Saturday, March 29, 2008

Longsleeved J

The brown raglan top is Kwik Sew 2561, a pattern which I have made in various forms 5 times. This version is the slightly slender version, with crew neck and arms extended by 1" compared to last time. The fabric is a fairly substantial cotton knit from Swany. This one seems to have really worked if I am to judge by the fact that there have not yet been any complaints!

The other two tops are cycle/mountain wear and are made of Polartec PowerDry using Kwik Sew 2439. I have made this before, only last time I made View B. This is the "close fitting" View A. After laying out the pattern pieces I realised I could fit them all onto the fabric twice so I thought I would make two tops. So I cut out two fronts, two back and two arms, plus collars and cuffs, neatly using up all the fabric. Only later did I realise that two James' have four arms. Fortunately I had some more PowerDry, although it is slightly heavier weight, so was able to cut the extra arms. I blame the arm pattern for being confusing because, unusually it is symmetrical and cut on the fold.

I cut a medium added an inch to the chest measurement and cut the length to large size. The arms I cut to the full length including the hem and then added a 4cm cuff. Also, as usual I added an inch to the back length. It all worked out fine, except that, at least in this lightweight fabric (the pattern suggests heavyweight fleece) the pattern is not remotely close fitting, especially in the arms. I'm not quite decided what to do if I make more sports longsleeves. I could possibly adapt the raglan top (which I already have a zippered version of), or I could start from James' T-shirt draft...


Tuesday, March 11, 2008


Marfy 1469. From the Marfy Fall 2007 catalogue: "This flared skirt is divided into panels cut on the grain and on the bias. Suggested fabric pinstripe"

The hard part of making this skirt is cutting out the pattern so as to get the stripes on the bias strips going the right way. I spent a long time working it out and then, finally giving in and asking for James' help, I managed to do it...wrong! But I only made one mistake and I was able to switch the incorrect pieces and draw new stitching lines so there was no problem in the end.

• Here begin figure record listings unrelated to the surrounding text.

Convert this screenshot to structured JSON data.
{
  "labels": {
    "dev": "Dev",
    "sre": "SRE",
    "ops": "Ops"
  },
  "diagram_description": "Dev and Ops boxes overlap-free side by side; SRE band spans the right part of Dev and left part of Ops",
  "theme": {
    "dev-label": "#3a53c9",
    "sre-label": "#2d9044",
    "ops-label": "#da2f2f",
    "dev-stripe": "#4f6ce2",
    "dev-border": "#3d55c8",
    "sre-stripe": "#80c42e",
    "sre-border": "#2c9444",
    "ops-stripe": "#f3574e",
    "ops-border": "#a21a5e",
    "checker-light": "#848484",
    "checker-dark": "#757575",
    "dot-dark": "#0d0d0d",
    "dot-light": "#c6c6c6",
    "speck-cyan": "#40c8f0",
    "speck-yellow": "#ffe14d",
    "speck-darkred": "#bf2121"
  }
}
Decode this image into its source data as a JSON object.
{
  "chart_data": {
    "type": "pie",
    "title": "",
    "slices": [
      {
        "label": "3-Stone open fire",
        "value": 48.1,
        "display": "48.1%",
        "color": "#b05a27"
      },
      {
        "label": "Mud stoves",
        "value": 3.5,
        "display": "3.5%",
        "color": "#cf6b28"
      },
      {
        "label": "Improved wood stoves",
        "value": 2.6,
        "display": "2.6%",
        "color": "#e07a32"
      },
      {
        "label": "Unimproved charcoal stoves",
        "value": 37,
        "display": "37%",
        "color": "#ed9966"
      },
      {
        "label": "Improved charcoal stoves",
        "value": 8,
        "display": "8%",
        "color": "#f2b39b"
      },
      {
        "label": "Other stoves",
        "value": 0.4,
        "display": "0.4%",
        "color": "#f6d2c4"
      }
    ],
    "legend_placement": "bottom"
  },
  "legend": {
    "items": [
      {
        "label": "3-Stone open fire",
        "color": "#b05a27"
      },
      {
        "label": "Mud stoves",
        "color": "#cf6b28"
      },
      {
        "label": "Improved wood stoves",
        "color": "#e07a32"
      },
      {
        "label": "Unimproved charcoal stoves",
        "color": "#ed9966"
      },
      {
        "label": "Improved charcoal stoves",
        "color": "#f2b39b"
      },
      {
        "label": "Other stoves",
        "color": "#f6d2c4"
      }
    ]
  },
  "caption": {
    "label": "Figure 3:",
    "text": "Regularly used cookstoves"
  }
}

My choice of this pattern was all about the fabric. There is a store in Kamata (Yuzawaya) that sells fabric for men's suits on the top floor. Actually what they do is make suits for men. You pick your fabric from a very large selection and they make the suit. However, (if you persist and find the right assistant) they will also sell you fabric by the metre. I have long wondered what I could do with this fabulous resource (apart from make James a suit which he doesn't really need) so when I saw this pattern in the Marfy catalogue I jumped at it. I thought it was the perfect piss-take on pin-stripe. So in this case I even followed the Marfy fabric recommendation! You might think this is not so extraordinary but Marfy do suggest some outrageous fabrics. Things like "vicuna"!!!

I decided on black with blue stripes and one of the samples I really liked was at half-price, so I requested 1.5m. It was a Super100s Japanese wool. Then it turned out this fabric was end-of-line and the assistant decided to give me the whole 3.3m. I'd only asked for 1.5m so I got that length at half-price and then the extra 1.8m free! Unbelievably that means I got 250 US dollars worth of fabric for about 55 US dollars and of course it means I also have enough to make a suit.

After cutting out I finished all the edges of the pieces with an overlock stitch to avoid fraying. I am a little under size 42 in the hips according to the measurement chart and in fitting I took 1cm off the-right side seam. In the left side I installed an invisible zipper. I cut the full length, but aware that it would be shortened quite a bit I increased the flare a little. In the end I tried several lengths and decided that mid-knee length looked best, which, including a 2.5 inch hem, meant cutting a couple of inches off the bottom. I hand-sewed the hem, and also added a black silk charmeuse lining. I had some problems sewing this fabric. The bobbin seemed to be sticking. It didn't actually effect the stitches that I could see, but the thread did not seem to come off the bobbin smoothly. I never quite tracked down the problem although it did seem to improve a lot when I used a size 7 needle...I hope my machine isn't peaky.

The fit is really good, and it looks very nice to me in the mirror, although photographing this skirt is rather a challenge. I think it's very cool - no one else on the train to Tokyo has half their pin-stripes at 45 degrees!